Das sind die Teile des Grundgesetzes,
die McKinsey noch nicht überarbeitet hat.

Inhaltlich lässt sich also auch hier kein wirkliches Programm ausmachen. Konsequent vermeidet Lüdecke zudem allzu große Brüche mit manchen Allerweltsmeinungen und (linken) Klischees, ein Umstand, der seinem Auftritt eine nicht von der Hand zu weisende Biederkeit verleiht.

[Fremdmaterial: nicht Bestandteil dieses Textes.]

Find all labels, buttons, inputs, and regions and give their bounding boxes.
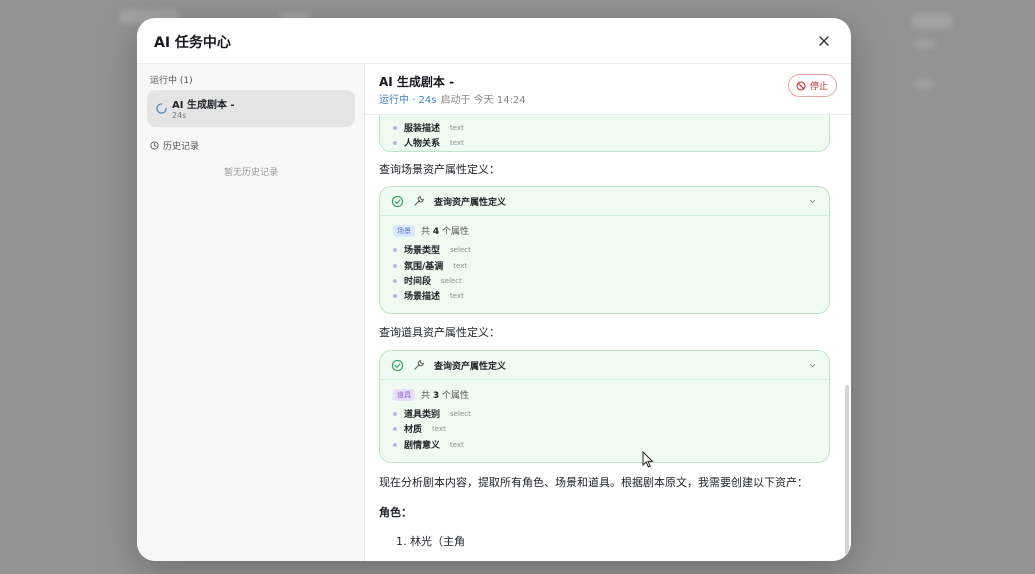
attribute-summary: 场景 共 4 个属性: [393, 224, 469, 237]
attribute-item: 场景类型 select: [393, 243, 471, 256]
close-icon[interactable]: [815, 32, 833, 50]
prop-query-heading: 查询道具资产属性定义：: [379, 326, 500, 339]
prop-tag: 道具: [393, 388, 415, 401]
tool-call-header[interactable]: 查询资产属性定义: [380, 187, 829, 216]
running-header: 运行中 (1): [150, 76, 193, 86]
task-detail-header: AI 生成剧本 - 运行中 · 24s 启动于 今天 14:24 停止: [365, 64, 851, 115]
stop-button-label: 停止: [809, 82, 828, 92]
task-status: 运行中 · 24s: [379, 95, 437, 106]
wrench-icon: [414, 360, 424, 370]
task-elapsed: 24s: [172, 111, 187, 120]
check-circle-icon: [391, 359, 404, 372]
scene-tag: 场景: [393, 224, 415, 237]
modal-title: AI 任务中心: [154, 35, 231, 51]
chevron-down-icon[interactable]: [808, 197, 817, 206]
running-task-item[interactable]: AI 生成剧本 - 24s: [147, 90, 355, 127]
scene-query-heading: 查询场景资产属性定义：: [379, 163, 500, 176]
tool-call-label: 查询资产属性定义: [434, 362, 507, 372]
task-status-line: 运行中 · 24s 启动于 今天 14:24: [379, 91, 526, 106]
attribute-item: 场景描述 text: [393, 289, 464, 302]
task-title: AI 生成剧本 -: [172, 100, 235, 111]
attribute-item: 氛围/基调 text: [393, 259, 467, 272]
task-sidebar: 运行中 (1) AI 生成剧本 - 24s 历史记录 暂无历史记录: [137, 64, 365, 561]
attribute-item: 材质 text: [393, 422, 446, 435]
modal-header: AI 任务中心: [137, 18, 851, 64]
chevron-down-icon[interactable]: [808, 361, 817, 370]
stop-icon: [796, 80, 806, 91]
tool-call-header[interactable]: 查询资产属性定义: [380, 351, 829, 380]
content-scrollbar[interactable]: [845, 385, 849, 560]
mouse-cursor-icon: [642, 451, 654, 468]
attribute-summary: 道具 共 3 个属性: [393, 388, 469, 401]
attribute-item: 时间段 select: [393, 274, 462, 287]
wrench-icon: [414, 196, 424, 206]
task-output-content[interactable]: 服装描述 text 人物关系 text 查询场景资产属性定义： 查询资产属性定义…: [365, 115, 851, 561]
empty-history-text: 暂无历史记录: [223, 168, 278, 178]
roles-heading: 角色：: [379, 506, 412, 519]
tool-call-label: 查询资产属性定义: [434, 198, 507, 208]
task-started-time: 启动于 今天 14:24: [440, 95, 526, 106]
check-circle-icon: [391, 195, 404, 208]
attribute-item: 服装描述 text: [393, 121, 464, 134]
attribute-item: 道具类别 select: [393, 407, 471, 420]
attribute-item: 人物关系 text: [393, 136, 464, 149]
task-detail-panel: AI 生成剧本 - 运行中 · 24s 启动于 今天 14:24 停止 服装描述 t…: [365, 64, 851, 561]
stop-button[interactable]: 停止: [787, 74, 837, 97]
task-detail-title: AI 生成剧本 -: [379, 75, 455, 89]
tool-result-card-partial: 服装描述 text 人物关系 text: [379, 115, 830, 152]
ai-task-center-modal: AI 任务中心 运行中 (1) AI 生成剧本 - 24s 历史记录 暂无历史记…: [137, 18, 851, 561]
role-list-item: 1. 林光（主角: [396, 535, 465, 548]
scene-attribute-card: 查询资产属性定义 场景 共 4 个属性 场景类型 select 氛围/基调 text…: [379, 186, 830, 314]
history-header: 历史记录: [150, 139, 199, 152]
clock-icon: [150, 141, 159, 150]
analysis-text: 现在分析剧本内容，提取所有角色、场景和道具。根据剧本原文，我需要创建以下资产：: [379, 476, 808, 489]
history-header-label: 历史记录: [163, 142, 200, 152]
attribute-item: 剧情意义 text: [393, 438, 464, 451]
loading-spinner-icon: [156, 103, 167, 114]
prop-attribute-card: 查询资产属性定义 道具 共 3 个属性 道具类别 select 材质 text 剧情…: [379, 350, 830, 463]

Was den Bühnenauftritt von Frank Lüdecke (für mich überraschend) trotzdem erlebenswert macht, sind die bisweilen geistreichen Pointen, die auf eine eigene Art durchkomponiert und nicht allein auf Wohlgefallen ausgelegt sind. Es ist Lüdeckes bescheidene Art, die uneitle Selbstironie, die beispielhafte Interaktion mit dem Publikum. Hier spult jemand eben nicht sein Programm herunter und zischt dann ab, er ist mit Leib und Seele dabei, spielt drei gelungene Zugaben (drei richtig gute Songs, Lüdeckes Stärke), schwingt sich dann von der Bühne direkt zum Ausgang. Und das nicht nur, um CDs zu verkaufen, sondern auch, um sich mit den Leuten auszutauschen.

Wer politisch interessiert ist und (unverschämte) 22 Euro über hat, darf sich einen solchen Abend getrost gönnen. Einmal im Jahr.